Big Data University – an IBM Community Initiative
November 17, 2015 § Leave a comment
I have continued to pursue my interest in Big Data and Spark. As I mentioned before, Big Data University is where I ended up. I took the Big Data Spark Fundamentals course. It was a great overview of the capabilities of Spark. Here are some of my impressions.
- Data Source simplicity – It was amazing the amount of simplicity in the Spark programming model. Much of the elements needed to perform tasks are already setup and created for you. There are numerous existing Spark connectors that have been built to allow you to work on data from many sources. Remember, one of the benefits of Spark is that the programming model is the same regardless of the data source. Obviously, Hadoop provides the infrastructure to store massive amounts of data. But there are times when data exists in files or existing SQL databases. The connectors do all the hard work.
- Programming simplicity – All of the examples that the course took me through showed the tremendous power of Spark and how it can be achieved with an incredibly small amount of code. Being able to trudge through millions of records in a very short amount of time in a few lines of code is really amazing.
- It’s all about the API – The programming model is very simple, the concepts are fairly simple, but all the power of Spark is in understanding the API. The basics of transformations and actions are easy to understand, but knowing how to construct the transformations is the key.

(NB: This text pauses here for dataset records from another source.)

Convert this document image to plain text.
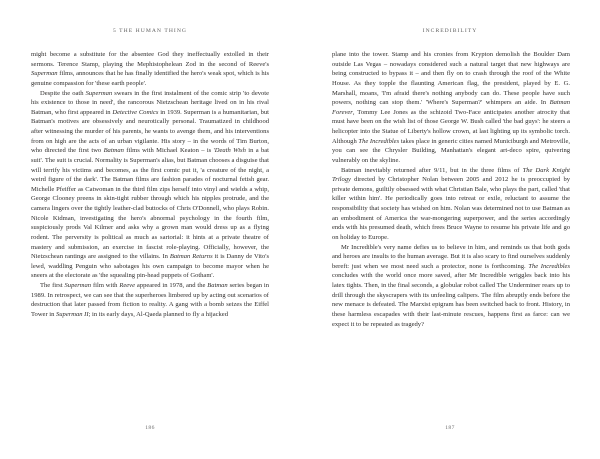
5 THE HUMAN THING

might become a substitute for the absentee God they ineffectually extolled in their sermons. Terence Stamp, playing the Mephistophelean Zod in the second of Reeve's Superman films, announces that he has finally identified the hero's weak spot, which is his genuine compassion for 'these earth people'.

Despite the oath Superman swears in the first instalment of the comic strip 'to devote his existence to those in need', the rancorous Nietzschean heritage lived on in his rival Batman, who first appeared in Detective Comics in 1939. Superman is a humanitarian, but Batman's motives are obsessively and neurotically personal. Traumatized in childhood after witnessing the murder of his parents, he wants to avenge them, and his interventions from on high are the acts of an urban vigilante. His story – in the words of Tim Burton, who directed the first two Batman films with Michael Keaton – is 'Death Wish in a bat suit'. The suit is crucial. Normality is Superman's alias, but Batman chooses a disguise that will terrify his victims and becomes, as the first comic put it, 'a creature of the night, a weird figure of the dark'. The Batman films are fashion parades of nocturnal fetish gear. Michelle Pfeiffer as Catwoman in the third film zips herself into vinyl and wields a whip, George Clooney preens in skin-tight rubber through which his nipples protrude, and the camera lingers over the tightly leather-clad buttocks of Chris O'Donnell, who plays Robin. Nicole Kidman, investigating the hero's abnormal psychology in the fourth film, suspiciously prods Val Kilmer and asks why a grown man would dress up as a flying rodent. The perversity is political as much as sartorial: it hints at a private theatre of mastery and submission, an exercise in fascist role-playing. Officially, however, the Nietzschean rantings are assigned to the villains. In Batman Returns it is Danny de Vito's lewd, waddling Penguin who sabotages his own campaign to become mayor when he sneers at the electorate as 'the squealing pin-head puppets of Gotham'.

The first Superman film with Reeve appeared in 1978, and the Batman series began in 1989. In retrospect, we can see that the superheroes limbered up by acting out scenarios of destruction that later passed from fiction to reality. A gang with a bomb seizes the Eiffel Tower in Superman II; in its early days, Al-Qaeda planned to fly a hijacked

186
INCREDIBILITY

plane into the tower. Stamp and his cronies from Krypton demolish the Boulder Dam outside Las Vegas – nowadays considered such a natural target that new highways are being constructed to bypass it – and then fly on to crash through the roof of the White House. As they topple the flaunting American flag, the president, played by E. G. Marshall, moans, 'I'm afraid there's nothing anybody can do. These people have such powers, nothing can stop them.' 'Where's Superman?' whimpers an aide. In Batman Forever, Tommy Lee Jones as the schizoid Two-Face anticipates another atrocity that must have been on the wish list of those George W. Bush called 'the bad guys': he steers a helicopter into the Statue of Liberty's hollow crown, at last lighting up its symbolic torch. Although The Incredibles takes place in generic cities named Municiburgh and Metroville, you can see the Chrysler Building, Manhattan's elegant art-deco spire, quivering vulnerably on the skyline.

Batman inevitably returned after 9/11, but in the three films of The Dark Knight Trilogy directed by Christopher Nolan between 2005 and 2012 he is preoccupied by private demons, guiltily obsessed with what Christian Bale, who plays the part, called 'that killer within him'. He periodically goes into retreat or exile, reluctant to assume the responsibility that society has wished on him. Nolan was determined not to use Batman as an embodiment of America the war-mongering superpower, and the series accordingly ends with his presumed death, which frees Bruce Wayne to resume his private life and go on holiday to Europe.

Mr Incredible's very name defies us to believe in him, and reminds us that both gods and heroes are insults to the human average. But it is also scary to find ourselves suddenly bereft: just when we most need such a protector, none is forthcoming. The Incredibles concludes with the world once more saved, after Mr Incredible wriggles back into his latex tights. Then, in the final seconds, a globular robot called The Underminer rears up to drill through the skyscrapers with its unfeeling calipers. The film abruptly ends before the new menace is defeated. The Marxist epigram has been switched back to front. History, in these harmless escapades with their last-minute rescues, happens first as farce: can we expect it to be repeated as tragedy?

187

I suspect most people rely on really good examples. The open source community is much better at this today than in the past. I write very little original code these days and often borrow from good examples that are out there in the community.
- Data Scientist and Spark Developer – The magic here is the collaboration between the data scientist (the one who knows the data and the questions to ask) and the Spark developer (the one that translate that into Spark code). There is lots of business value power in this small collaborative team. You can envision a very large enterprise with large data and and relatively small team being able to garner immense business value using Spark.
Now that I am armed with my Big Data Spark Fundamentals badge from Big Data University, I am going to check out what else I can learn from this portal. You should too.